For women suffering from RA who wish to become pregnant, preconception care is a critical period, Hébert says. Clinicians must balance the removal of teratogens with need for disease control. The importance of a planned pregnancy must be stressed, and drug selection should be based on an agreement between patient, rheumatologist, and obstetric team.
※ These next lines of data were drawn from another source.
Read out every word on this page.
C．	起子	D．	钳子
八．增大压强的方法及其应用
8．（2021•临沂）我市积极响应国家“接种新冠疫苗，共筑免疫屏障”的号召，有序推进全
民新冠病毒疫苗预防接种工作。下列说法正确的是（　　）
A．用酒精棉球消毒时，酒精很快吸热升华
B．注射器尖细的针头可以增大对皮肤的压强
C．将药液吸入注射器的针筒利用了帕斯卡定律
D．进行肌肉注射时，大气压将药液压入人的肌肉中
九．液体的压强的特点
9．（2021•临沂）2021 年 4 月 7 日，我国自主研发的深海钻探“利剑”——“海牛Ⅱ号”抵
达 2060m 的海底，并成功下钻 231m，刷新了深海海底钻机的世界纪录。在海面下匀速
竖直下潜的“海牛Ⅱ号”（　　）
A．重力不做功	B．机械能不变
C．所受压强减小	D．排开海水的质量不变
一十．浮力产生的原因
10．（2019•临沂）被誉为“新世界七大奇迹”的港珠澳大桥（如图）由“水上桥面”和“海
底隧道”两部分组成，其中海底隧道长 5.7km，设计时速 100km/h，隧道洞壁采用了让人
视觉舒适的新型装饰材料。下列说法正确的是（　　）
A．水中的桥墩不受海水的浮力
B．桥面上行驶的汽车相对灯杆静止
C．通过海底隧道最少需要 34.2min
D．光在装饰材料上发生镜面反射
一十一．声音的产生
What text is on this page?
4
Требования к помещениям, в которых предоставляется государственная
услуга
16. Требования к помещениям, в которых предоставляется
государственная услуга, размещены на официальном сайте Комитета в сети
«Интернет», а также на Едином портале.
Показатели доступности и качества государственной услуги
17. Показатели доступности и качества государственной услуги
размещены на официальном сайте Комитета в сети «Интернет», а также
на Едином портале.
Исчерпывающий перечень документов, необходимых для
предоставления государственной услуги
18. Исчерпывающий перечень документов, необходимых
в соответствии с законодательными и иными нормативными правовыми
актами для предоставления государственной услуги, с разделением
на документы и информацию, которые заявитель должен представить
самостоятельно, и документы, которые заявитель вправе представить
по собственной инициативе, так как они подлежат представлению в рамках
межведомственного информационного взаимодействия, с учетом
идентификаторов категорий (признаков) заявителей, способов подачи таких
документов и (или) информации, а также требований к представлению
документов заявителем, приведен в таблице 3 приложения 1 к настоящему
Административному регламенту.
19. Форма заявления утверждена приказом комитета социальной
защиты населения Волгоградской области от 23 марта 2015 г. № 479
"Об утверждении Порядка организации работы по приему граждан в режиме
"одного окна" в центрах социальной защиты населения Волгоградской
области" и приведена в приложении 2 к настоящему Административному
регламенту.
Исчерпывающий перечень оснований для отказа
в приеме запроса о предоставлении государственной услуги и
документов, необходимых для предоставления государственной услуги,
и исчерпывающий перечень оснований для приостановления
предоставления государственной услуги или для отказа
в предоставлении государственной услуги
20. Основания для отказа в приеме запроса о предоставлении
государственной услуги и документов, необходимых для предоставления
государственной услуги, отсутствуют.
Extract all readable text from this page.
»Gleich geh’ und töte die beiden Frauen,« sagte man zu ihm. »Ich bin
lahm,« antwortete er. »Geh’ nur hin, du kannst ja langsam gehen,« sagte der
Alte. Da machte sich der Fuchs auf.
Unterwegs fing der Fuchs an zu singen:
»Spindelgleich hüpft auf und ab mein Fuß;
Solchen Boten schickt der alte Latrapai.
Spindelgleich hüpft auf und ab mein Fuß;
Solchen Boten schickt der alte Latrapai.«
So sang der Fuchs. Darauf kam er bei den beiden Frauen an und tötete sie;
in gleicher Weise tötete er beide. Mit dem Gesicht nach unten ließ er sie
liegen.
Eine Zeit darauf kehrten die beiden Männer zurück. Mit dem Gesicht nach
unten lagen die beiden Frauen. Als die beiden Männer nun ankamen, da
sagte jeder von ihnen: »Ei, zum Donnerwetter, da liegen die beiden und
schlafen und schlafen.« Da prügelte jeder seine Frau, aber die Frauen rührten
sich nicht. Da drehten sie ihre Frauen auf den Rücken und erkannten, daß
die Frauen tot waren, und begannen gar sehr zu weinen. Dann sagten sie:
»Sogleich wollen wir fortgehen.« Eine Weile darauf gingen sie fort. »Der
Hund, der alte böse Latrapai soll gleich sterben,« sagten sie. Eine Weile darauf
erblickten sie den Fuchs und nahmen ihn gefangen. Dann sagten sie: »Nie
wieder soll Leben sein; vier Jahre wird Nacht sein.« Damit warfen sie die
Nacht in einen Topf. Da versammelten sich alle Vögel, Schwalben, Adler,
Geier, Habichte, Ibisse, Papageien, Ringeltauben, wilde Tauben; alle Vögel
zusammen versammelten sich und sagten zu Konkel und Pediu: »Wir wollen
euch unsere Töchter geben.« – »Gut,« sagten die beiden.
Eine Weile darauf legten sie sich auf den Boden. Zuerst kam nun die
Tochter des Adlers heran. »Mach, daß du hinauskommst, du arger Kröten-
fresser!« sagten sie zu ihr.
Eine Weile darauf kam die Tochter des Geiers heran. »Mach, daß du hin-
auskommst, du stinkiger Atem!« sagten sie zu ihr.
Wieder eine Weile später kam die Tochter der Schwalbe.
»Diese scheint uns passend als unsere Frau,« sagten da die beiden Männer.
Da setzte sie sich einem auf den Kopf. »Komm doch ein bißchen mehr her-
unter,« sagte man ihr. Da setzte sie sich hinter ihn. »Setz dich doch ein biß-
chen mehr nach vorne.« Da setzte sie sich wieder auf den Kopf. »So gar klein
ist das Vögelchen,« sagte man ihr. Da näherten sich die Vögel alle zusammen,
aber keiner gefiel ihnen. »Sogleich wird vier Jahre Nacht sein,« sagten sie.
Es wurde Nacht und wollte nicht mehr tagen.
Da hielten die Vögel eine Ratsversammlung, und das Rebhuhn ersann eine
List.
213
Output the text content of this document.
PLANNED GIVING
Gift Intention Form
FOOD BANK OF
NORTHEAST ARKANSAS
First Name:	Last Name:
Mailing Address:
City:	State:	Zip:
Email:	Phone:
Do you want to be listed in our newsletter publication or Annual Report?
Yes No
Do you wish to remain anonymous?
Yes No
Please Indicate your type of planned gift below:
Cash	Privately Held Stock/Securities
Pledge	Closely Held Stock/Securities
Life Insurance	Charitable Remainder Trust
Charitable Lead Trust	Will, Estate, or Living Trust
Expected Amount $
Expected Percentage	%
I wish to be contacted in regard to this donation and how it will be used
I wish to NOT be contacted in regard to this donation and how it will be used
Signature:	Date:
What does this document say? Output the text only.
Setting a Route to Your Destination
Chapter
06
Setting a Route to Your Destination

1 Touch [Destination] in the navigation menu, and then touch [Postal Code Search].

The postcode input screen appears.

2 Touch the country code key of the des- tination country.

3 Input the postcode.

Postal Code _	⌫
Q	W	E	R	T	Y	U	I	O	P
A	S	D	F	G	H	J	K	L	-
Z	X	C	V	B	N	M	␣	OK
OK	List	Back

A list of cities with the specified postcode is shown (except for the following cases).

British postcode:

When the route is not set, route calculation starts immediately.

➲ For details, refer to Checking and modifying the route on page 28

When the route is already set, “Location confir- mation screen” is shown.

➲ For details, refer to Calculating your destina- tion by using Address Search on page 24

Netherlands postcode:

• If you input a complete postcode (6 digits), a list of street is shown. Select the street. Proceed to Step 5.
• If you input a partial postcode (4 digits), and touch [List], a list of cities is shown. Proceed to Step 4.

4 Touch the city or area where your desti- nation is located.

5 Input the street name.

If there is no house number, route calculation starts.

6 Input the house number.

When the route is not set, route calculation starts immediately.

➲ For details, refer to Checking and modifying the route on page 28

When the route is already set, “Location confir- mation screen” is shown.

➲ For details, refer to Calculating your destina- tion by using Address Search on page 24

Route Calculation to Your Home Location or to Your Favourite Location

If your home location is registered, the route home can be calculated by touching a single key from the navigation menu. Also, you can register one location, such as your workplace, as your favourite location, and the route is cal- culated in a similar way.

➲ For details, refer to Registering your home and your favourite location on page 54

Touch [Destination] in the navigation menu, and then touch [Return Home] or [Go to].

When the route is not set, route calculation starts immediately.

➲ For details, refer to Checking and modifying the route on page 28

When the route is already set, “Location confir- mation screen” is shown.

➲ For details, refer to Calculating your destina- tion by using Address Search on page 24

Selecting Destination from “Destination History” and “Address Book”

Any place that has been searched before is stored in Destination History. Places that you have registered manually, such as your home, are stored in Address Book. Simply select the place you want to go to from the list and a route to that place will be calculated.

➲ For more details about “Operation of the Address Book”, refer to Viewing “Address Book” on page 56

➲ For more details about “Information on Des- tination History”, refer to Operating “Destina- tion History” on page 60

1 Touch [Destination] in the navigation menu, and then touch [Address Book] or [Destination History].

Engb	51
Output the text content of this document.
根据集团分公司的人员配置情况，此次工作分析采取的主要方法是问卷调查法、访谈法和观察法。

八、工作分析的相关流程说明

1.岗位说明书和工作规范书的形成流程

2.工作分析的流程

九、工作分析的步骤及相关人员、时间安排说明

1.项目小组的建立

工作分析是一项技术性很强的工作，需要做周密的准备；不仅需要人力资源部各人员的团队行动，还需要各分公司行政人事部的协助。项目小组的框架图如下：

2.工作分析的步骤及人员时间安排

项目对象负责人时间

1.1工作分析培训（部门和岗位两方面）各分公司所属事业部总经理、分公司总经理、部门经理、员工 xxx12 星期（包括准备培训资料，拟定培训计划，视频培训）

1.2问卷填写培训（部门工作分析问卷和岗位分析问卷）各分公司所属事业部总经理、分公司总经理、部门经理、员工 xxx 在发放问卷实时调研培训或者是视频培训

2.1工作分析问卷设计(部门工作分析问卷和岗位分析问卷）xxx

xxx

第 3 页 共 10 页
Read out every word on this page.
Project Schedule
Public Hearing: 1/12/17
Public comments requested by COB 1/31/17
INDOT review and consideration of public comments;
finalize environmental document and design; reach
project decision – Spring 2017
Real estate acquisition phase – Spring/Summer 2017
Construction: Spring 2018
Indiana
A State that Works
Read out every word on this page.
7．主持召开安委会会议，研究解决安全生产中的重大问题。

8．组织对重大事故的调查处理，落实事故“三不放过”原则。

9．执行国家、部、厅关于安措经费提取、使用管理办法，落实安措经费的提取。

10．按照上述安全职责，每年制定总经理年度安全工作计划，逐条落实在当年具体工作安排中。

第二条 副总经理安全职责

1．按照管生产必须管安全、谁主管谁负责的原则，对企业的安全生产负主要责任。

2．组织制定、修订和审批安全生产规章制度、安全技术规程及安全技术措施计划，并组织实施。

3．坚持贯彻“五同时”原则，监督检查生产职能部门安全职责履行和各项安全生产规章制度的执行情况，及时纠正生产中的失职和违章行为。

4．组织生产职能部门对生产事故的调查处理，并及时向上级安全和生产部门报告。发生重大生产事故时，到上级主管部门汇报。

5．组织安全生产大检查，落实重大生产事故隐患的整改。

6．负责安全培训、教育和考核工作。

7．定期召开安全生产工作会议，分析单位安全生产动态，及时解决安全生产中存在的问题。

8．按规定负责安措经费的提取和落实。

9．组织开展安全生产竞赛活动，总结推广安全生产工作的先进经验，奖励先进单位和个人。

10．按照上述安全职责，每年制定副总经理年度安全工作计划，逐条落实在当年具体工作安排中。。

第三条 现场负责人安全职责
Pharmacists are in a unique position to counsel patients on the risks and benefits of drugs used to treat RA during pregnancy and lactation and refer patients receiving teratogenic drugs who are considering pregnancy to their rheumatologist for medication adjustments prior to pregnancy, she notes.

REFERENCES

  1. Myasoedova E, Crowson CS, Kremers HM, et al. Is the incidence of rheumatoid arthritis rising? Results from Olmsted County, Minnesota, 1955-2007. Arthritis Rheum 2010;62:1576-1582.
  2. Curtis KM, Tepper NK, Jatlaoui TC, et al. U.S. Medical Eligibility Criteria for Contraceptive Use, 2016. MMWR Recomm Rep 2016;65:1-103.
  3. Götestam Skorpen C, Hoeltzenbein M, Tincani A, et al. The EULAR points to consider for use of antirheumatic drugs before pregnancy, and during pregnancy and lactation. Ann Rheum Dis 2016;75:795-810.